CPR bridges that gap. It doesn’t restart the heart, but it pushes enough oxygenated blood to the brain and vital organs to buy time until a defibrillator or paramedics arrive. On average, people who receive bystander CPR have a 28% greater chance of surviving compared to those who don’t, according to a 2024 analysis from the National Institutes of Health.

Cardiac Arrest vs. Other Emergencies

Not every collapse is cardiac arrest. People faint, have seizures, or lose consciousness from low blood sugar or dehydration. The difference is straightforward: someone who faints will typically start breathing normally again within seconds and may respond to stimulation. A person having a seizure may appear unresponsive during the episode, but they are breathing (even if it’s noisy) and will usually regain some awareness afterward.

Cardiac arrest is different because it doesn’t resolve on its own. The person stays down, stays unresponsive, and either stops breathing entirely or displays that abnormal gasping pattern. If you’re standing over someone who collapsed and 10 to 15 seconds have passed with no signs of recovery, no normal breathing, no response to your voice or touch, act as though it’s cardiac arrest.

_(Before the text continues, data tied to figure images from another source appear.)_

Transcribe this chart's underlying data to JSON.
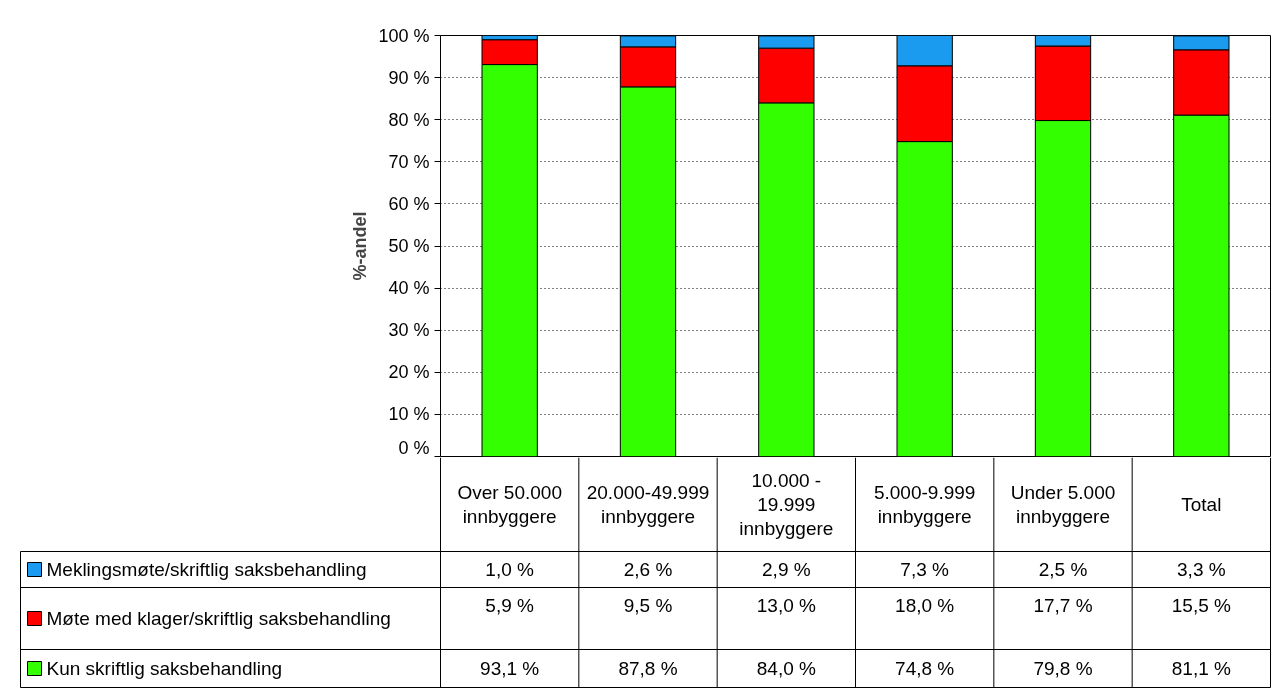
{
  "chart_data": {
    "type": "bar",
    "stacked": true,
    "ylabel": "%-andel",
    "categories": [
      "Over 50.000 innbyggere",
      "20.000-49.999 innbyggere",
      "10.000 - 19.999 innbyggere",
      "5.000-9.999 innbyggere",
      "Under 5.000 innbyggere",
      "Total"
    ],
    "series": [
      {
        "name": "Kun skriftlig saksbehandling",
        "color": "#33ff00",
        "values": [
          93.1,
          87.8,
          84.0,
          74.8,
          79.8,
          81.1
        ],
        "value_labels": [
          "93,1 %",
          "87,8 %",
          "84,0 %",
          "74,8 %",
          "79,8 %",
          "81,1 %"
        ]
      },
      {
        "name": "Møte med klager/skriftlig saksbehandling",
        "color": "#ff0000",
        "values": [
          5.9,
          9.5,
          13.0,
          18.0,
          17.7,
          15.5
        ],
        "value_labels": [
          "5,9 %",
          "9,5 %",
          "13,0 %",
          "18,0 %",
          "17,7 %",
          "15,5 %"
        ]
      },
      {
        "name": "Meklingsmøte/skriftlig saksbehandling",
        "color": "#1a9bf0",
        "values": [
          1.0,
          2.6,
          2.9,
          7.3,
          2.5,
          3.3
        ],
        "value_labels": [
          "1,0 %",
          "2,6 %",
          "2,9 %",
          "7,3 %",
          "2,5 %",
          "3,3 %"
        ]
      }
    ],
    "ylim": [
      0,
      100
    ],
    "yticks": [
      {
        "value": 0,
        "label": "0 %"
      },
      {
        "value": 10,
        "label": "10 %"
      },
      {
        "value": 20,
        "label": "20 %"
      },
      {
        "value": 30,
        "label": "30 %"
      },
      {
        "value": 40,
        "label": "40 %"
      },
      {
        "value": 50,
        "label": "50 %"
      },
      {
        "value": 60,
        "label": "60 %"
      },
      {
        "value": 70,
        "label": "70 %"
      },
      {
        "value": 80,
        "label": "80 %"
      },
      {
        "value": 90,
        "label": "90 %"
      },
      {
        "value": 100,
        "label": "100 %"
      }
    ],
    "grid": "y",
    "legend": "bottom"
  }
}
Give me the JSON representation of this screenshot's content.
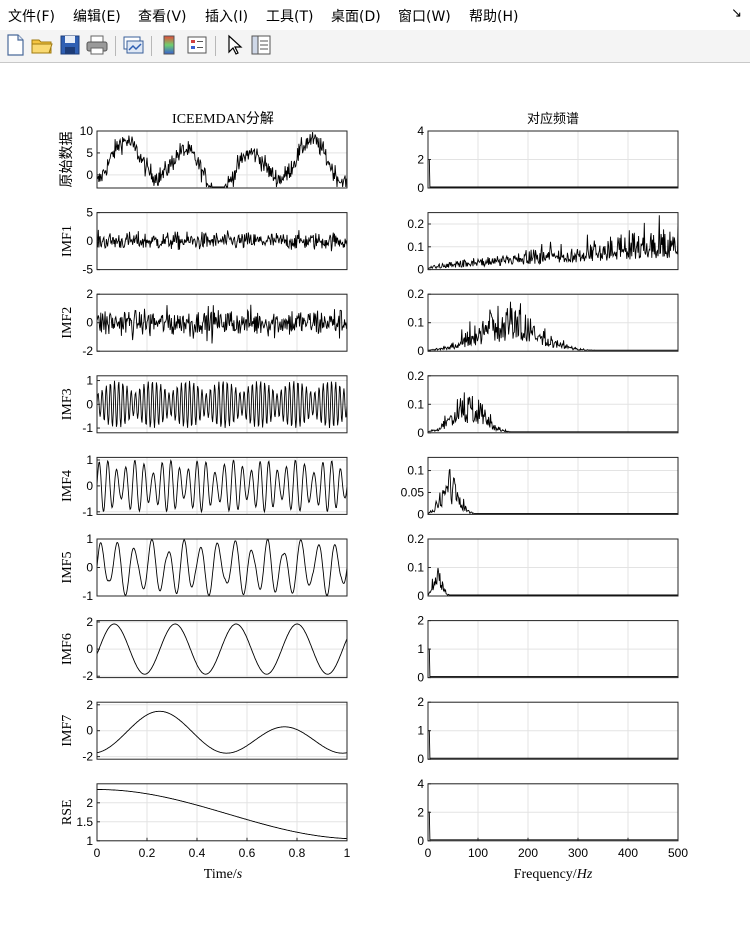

Adults vs. Children: Different Causes, Same Urgency

In adults, cardiac arrest is usually caused by a heart problem, most often an electrical malfunction triggered by a heart attack or an underlying rhythm disorder. The heart suddenly stops beating effectively, and circulation ceases.

In children, the chain of events typically runs in the opposite direction. A breathing emergency, like choking, drowning, or a severe asthma attack, cuts off oxygen first, and the heart stops as a consequence. This is why rescue breaths are especially important for children and infants, while adult CPR guidelines emphasize that hands-only compressions (pushing hard and fast on the center of the chest without mouth-to-mouth) are effective for bystanders who aren’t trained in full CPR.

What Effective CPR Looks Like

For adults, push hard on the center of the chest at a rate of 100 to 120 compressions per minute, which is roughly the tempo of the song “Stayin’ Alive.” Each compression should be at least 2 inches deep. For infants and children, the target depth is about one-third the thickness of the chest. Let the chest fully rise between compressions. These details matter because shallow or slow compressions don’t generate enough blood flow to protect the brain.

If an automated external defibrillator (AED) is available, use it as soon as possible. The device analyzes the heart’s rhythm and delivers a shock only if one is needed, so you can’t accidentally shock someone who doesn’t require it. The goal is to deliver that shock within three to five minutes of collapse. Keep doing compressions while someone retrieves the AED, and follow the voice prompts once it’s attached.

Common Fears That Delay Action

Many bystanders hesitate because they’re afraid of doing CPR wrong or causing injury. Rib fractures occur in over 70% of CPR cases, with an average of about seven to eight broken ribs per person. That sounds alarming, but broken ribs heal. An oxygen-starved brain does not. The person is already in the worst medical emergency of their life, and imperfect CPR is vastly better than no CPR.

Others worry about legal consequences. All 50 U.S. states have some form of Good Samaritan law that protects people who provide emergency care in good faith. You are not expected to perform like a paramedic. You are expected to try.

If you’re uncertain whether someone is in cardiac arrest or just unconscious, starting compressions on someone who doesn’t need them is far less dangerous than withholding them from someone who does. The risk of doing nothing is death. The risk of acting is a sore chest.